Authors: ‘There Is Still So Much Unknown About First Ladies’
New book enlightens readers about the evolutionary role of the first lady and its historic importance.
It had been less than 24 hours since Former First Lady Rosalynn Carter had been laid to rest in her hometown of Plains, Georgia, and three of the country’s foremost experts on America’s first ladies were still processing the previous three days of ceremonies commemorating the former first lady.
What was stunningly surprising to so many people, one says, was how much Rosalynn Carter accomplished.
And, that saddened them.
To co-authors Diana B. Carlin, Anita B. McBride and Nancy Kegan Smith of the upcoming book Remember the First Ladies: The Legacies of America’s History-Making Women, that common reaction is what they've become accustomed to hearing over the years depending on the first lady. And on the day after a nation said a final farewell to the wife of Jimmy Carter, the 39th president of the United States, the three agreed that Rosalynn Carter did not receive the credit or wide recognition for everything she did — while she was alive.

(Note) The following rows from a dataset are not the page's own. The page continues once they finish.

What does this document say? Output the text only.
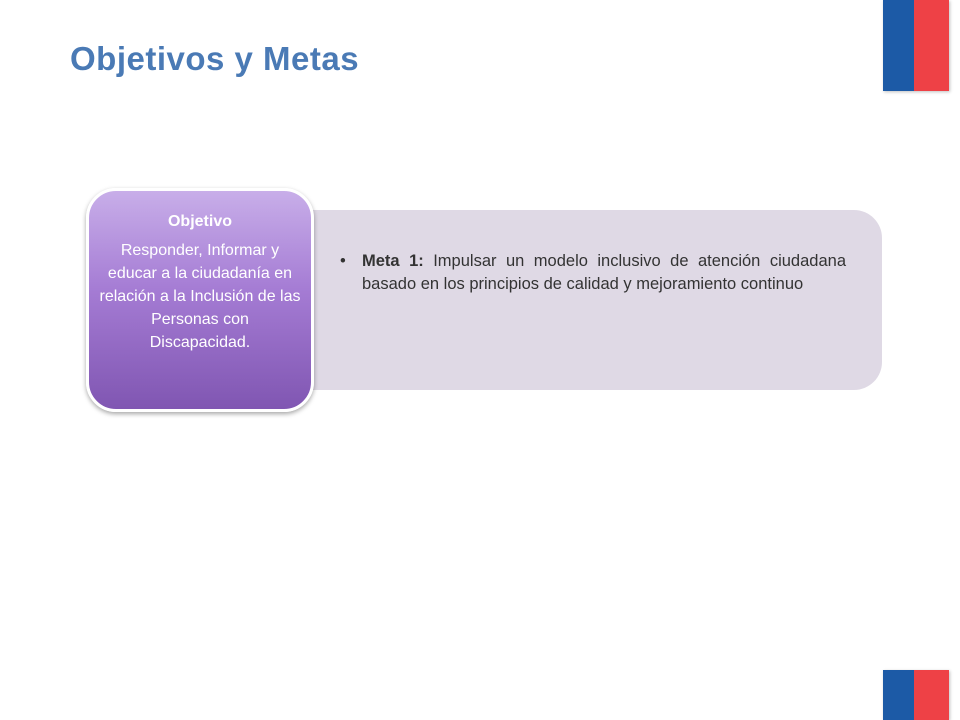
Objetivos y Metas
• Meta 1: Impulsar un modelo inclusivo de atención ciudadana basado en los principios de calidad y mejoramiento continuo
Objetivo
Responder, Informar y educar a la ciudadanía en relación a la Inclusión de las Personas con Discapacidad.
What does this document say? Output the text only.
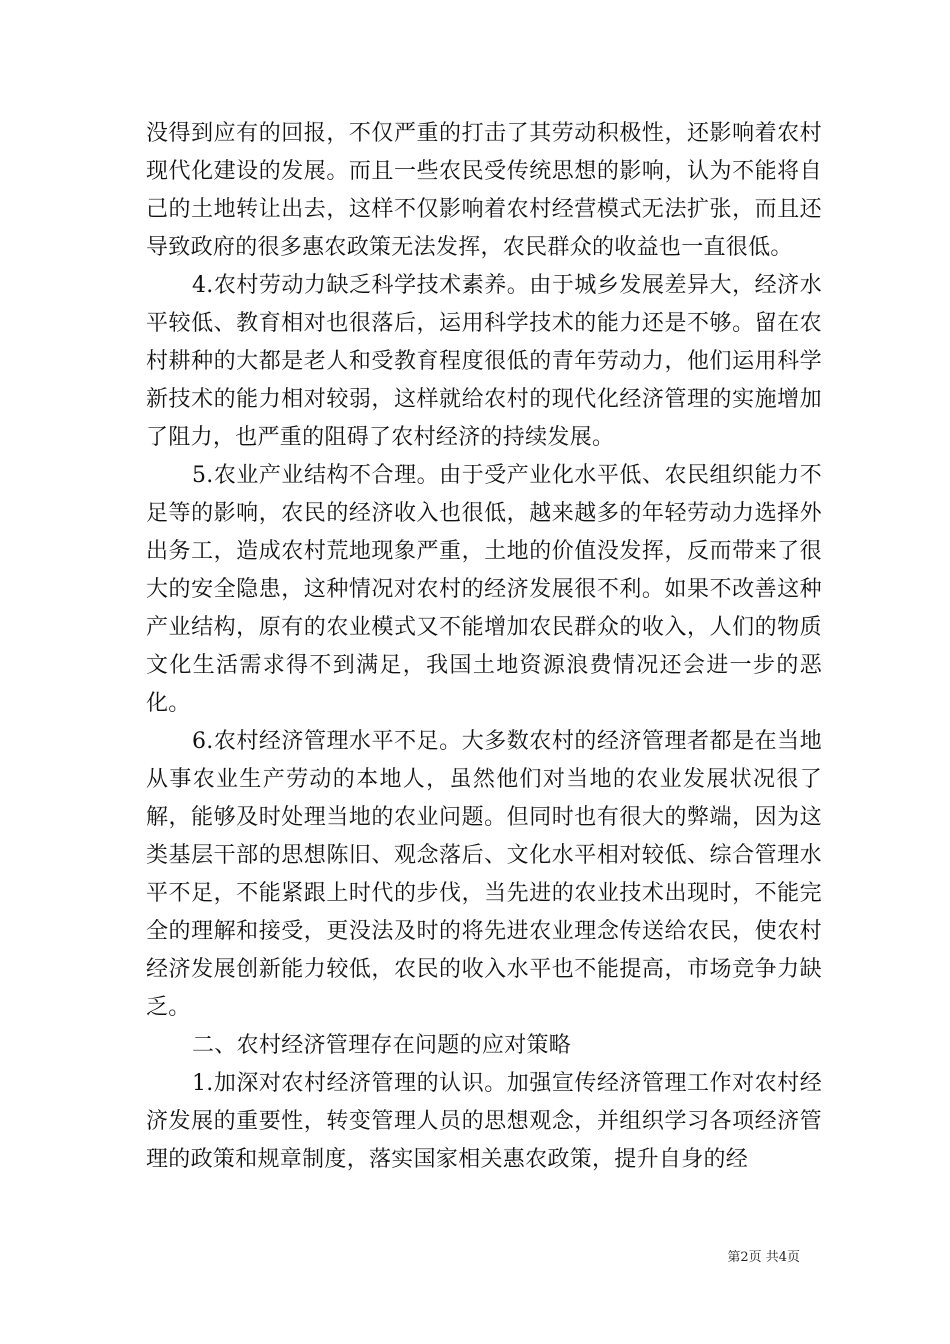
没得到应有的回报，不仅严重的打击了其劳动积极性，还影响着农村现代化建设的发展。而且一些农民受传统思想的影响，认为不能将自己的土地转让出去，这样不仅影响着农村经营模式无法扩张，而且还导致政府的很多惠农政策无法发挥，农民群众的收益也一直很低。

4.农村劳动力缺乏科学技术素养。由于城乡发展差异大，经济水平较低、教育相对也很落后，运用科学技术的能力还是不够。留在农村耕种的大都是老人和受教育程度很低的青年劳动力，他们运用科学新技术的能力相对较弱，这样就给农村的现代化经济管理的实施增加了阻力，也严重的阻碍了农村经济的持续发展。

5.农业产业结构不合理。由于受产业化水平低、农民组织能力不足等的影响，农民的经济收入也很低，越来越多的年轻劳动力选择外出务工，造成农村荒地现象严重，土地的价值没发挥，反而带来了很大的安全隐患，这种情况对农村的经济发展很不利。如果不改善这种产业结构，原有的农业模式又不能增加农民群众的收入，人们的物质文化生活需求得不到满足，我国土地资源浪费情况还会进一步的恶化。

6.农村经济管理水平不足。大多数农村的经济管理者都是在当地从事农业生产劳动的本地人，虽然他们对当地的农业发展状况很了解，能够及时处理当地的农业问题。但同时也有很大的弊端，因为这类基层干部的思想陈旧、观念落后、文化水平相对较低、综合管理水平不足，不能紧跟上时代的步伐，当先进的农业技术出现时，不能完全的理解和接受，更没法及时的将先进农业理念传送给农民，使农村经济发展创新能力较低，农民的收入水平也不能提高，市场竞争力缺乏。

二、农村经济管理存在问题的应对策略

1.加深对农村经济管理的认识。加强宣传经济管理工作对农村经济发展的重要性，转变管理人员的思想观念，并组织学习各项经济管理的政策和规章制度，落实国家相关惠农政策，提升自身的经

第2页 共4页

The forthcoming book is the trade book partner to their first-ever, college-level textbook teaching about all of the first ladies called U.S. First Ladies: Making History and Leaving Legacies, which was released earlier this year. The trade book, which includes biographical and thematic chapters, shows the evolutionary role of the first lady and its historic importance to the presidency from Martha Washington through Dr. Jill Biden. The co-authors want readers to walk away with a better understanding of the contribution made by America’s first ladies to the presidency and to society.
And to be clear, they emphasize that the book is not a singular study in feminism. Rather, it’s a historical and comprehensive analysis that is not exclusively for women. It’s for men, too, says Smith, retired director of the Presidential Materials Division of the National Archives and Records Administration. “History normally covers what men do more than what women have done. So we are bringing that out in the open in both the textbook and the trade book to show how important and how many of these women have led society on key political or societal issues,” she says.

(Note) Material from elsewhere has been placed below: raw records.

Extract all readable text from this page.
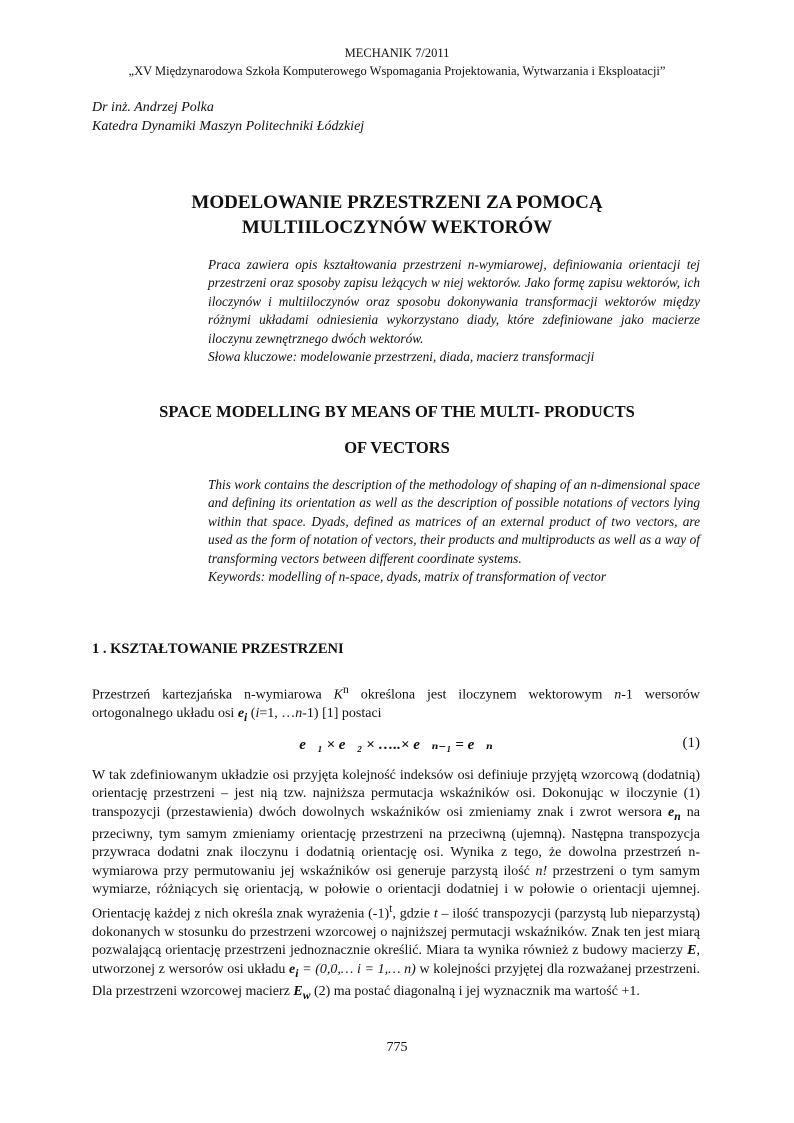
MECHANIK 7/2011
„XV Międzynarodowa Szkoła Komputerowego Wspomagania Projektowania, Wytwarzania i Eksploatacji”
Dr inż. Andrzej Polka
Katedra Dynamiki Maszyn Politechniki Łódzkiej
MODELOWANIE PRZESTRZENI ZA POMOCĄ
MULTIILOCZYNÓW WEKTORÓW

Praca zawiera opis kształtowania przestrzeni n-wymiarowej, definiowania orientacji tej przestrzeni oraz sposoby zapisu leżących w niej wektorów. Jako formę zapisu wektorów, ich iloczynów i multiiloczynów oraz sposobu dokonywania transformacji wektorów między różnymi układami odniesienia wykorzystano diady, które zdefiniowane jako macierze iloczynu zewnętrznego dwóch wektorów.

Słowa kluczowe: modelowanie przestrzeni, diada, macierz transformacji

SPACE MODELLING BY MEANS OF THE MULTI- PRODUCTS
OF VECTORS

This work contains the description of the methodology of shaping of an n-dimensional space and defining its orientation as well as the description of possible notations of vectors lying within that space. Dyads, defined as matrices of an external product of two vectors, are used as the form of notation of vectors, their products and multiproducts as well as a way of transforming vectors between different coordinate systems.

Keywords: modelling of n-space, dyads, matrix of transformation of vector

1 . KSZTAŁTOWANIE PRZESTRZENI

Przestrzeń kartezjańska n-wymiarowa $K^n$ określona jest iloczynem wektorowym n-1 wersorów ortogonalnego układu osi $e_i$ (i=1, …n-1) [1] postaci

e⃗₁ × e⃗₂ × …..× e⃗ₙ₋₁ = e⃗ₙ	(1)

W tak zdefiniowanym układzie osi przyjęta kolejność indeksów osi definiuje przyjętą wzorcową (dodatnią) orientację przestrzeni – jest nią tzw. najniższa permutacja wskaźników osi. Dokonując w iloczynie (1) transpozycji (przestawienia) dwóch dowolnych wskaźników osi zmieniamy znak i zwrot wersora $e_n$ na przeciwny, tym samym zmieniamy orientację przestrzeni na przeciwną (ujemną). Następna transpozycja przywraca dodatni znak iloczynu i dodatnią orientację osi. Wynika z tego, że dowolna przestrzeń n-wymiarowa przy permutowaniu jej wskaźników osi generuje parzystą ilość n! przestrzeni o tym samym wymiarze, różniących się orientacją, w połowie o orientacji dodatniej i w połowie o orientacji ujemnej. Orientację każdej z nich określa znak wyrażenia $(-1)^t$, gdzie t – ilość transpozycji (parzystą lub nieparzystą) dokonanych w stosunku do przestrzeni wzorcowej o najniższej permutacji wskaźników. Znak ten jest miarą pozwalającą orientację przestrzeni jednoznacznie określić. Miara ta wynika również z budowy macierzy E, utworzonej z wersorów osi układu $e_i$ = (0,0,… i = 1,… n) w kolejności przyjętej dla rozważanej przestrzeni. Dla przestrzeni wzorcowej macierz $E_w$ (2) ma postać diagonalną i jej wyznacznik ma wartość +1.

775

Still reflecting on Rosalynn Carter’s funeral, Carlin, professor emerita of communication at Saint Louis University, says there is still so much unknown about first ladies. “What these funerals tend to do is remind us that the public consciousness of first ladies and what they did while they were in office is not very deep.”
“What these funerals tend to do is remind us that the public consciousness of first ladies and what they did while they were in office is not very deep.” — Co-author Diana B. Carlin
In fact, as the three discussed Rosalynn Carter, Smith noted that they were learning new things about the former first lady. “It just amazed me how substantive she was and that it’s just coming out at her funeral.”
In actuality, though, this is true of almost every first lady, according to the co-authors, who are all founding members of the organization First Ladies Association for Research and Education.
It’s the lack of recognition during a first lady’s time in the White House and in the years after, that is partly why they decided to write the book.
Remember the First Ladies is not a biography, explains Smith. It’s an analysis of how these women affected the evolution of the role of first lady and what they substantively did. Smith gives another example in the Barbara Bush Foundation for Family Literacy, a nonprofit that has raised more than $100 million in support of literacy programs across the country.
“If we are talking about inclusive history,” says McBride, director of the First Ladies Initiative at American University, “Then these women have to be included.”
Take former First Lady Pat Nixon for example. According to Smith, people often wondered what Pat Nixon knew about the Watergate scandal. “Pat really didn’t know about Watergate,” Smith says. “But for a long time, and even still today, I think there are people who judge Pat Nixon because they think she was part of the 10 abuses of governmental power when she was totally innocent, totally unaware.”
Part of what the co-authors are trying to accomplish with their book is to show that first ladies deserve a historical analysis on their own, not as an appendage to their husbands.
Additionally, it was important for the co-authors, says McBride, to uncover some little-known facts for the public to understand. “This book is an opportunity to look at context, particularly for women, but not solely for women, of what these women were able to achieve [during] the time in which they were in this very public role and [given] what was going on in the country.”
Readers will also learn more about the role the marital partnership played in and out of the White House. The Carters, according to Carlin, were a beautiful example of how everything was about “partnership.” By contrast are earlier presidential marriages, like that of Calvin and Grace Coolidge. The two didn’t step into what the other was doing. As a result, says Carlin, Grace Coolidge was extremely limited by Calvin Coolidge in what she was able to do as first lady.
“So the marriage itself has an influence on that role,” Carlin says, “How they see their roles in the marriage carries over into the White House.”
And, it might make people look at presidents differently, adds McBride, when they explore this aspect.
Ultimately, the book will humanize these women who are public figures serving in an unpaid, unique role. Readers will learn about the impact of what was going on in their personal lives. Some first ladies experienced the loss of children, some were widows, some had a lot of debt, and some had a lot of disappointment in their lives. And, all had lives before the presidency.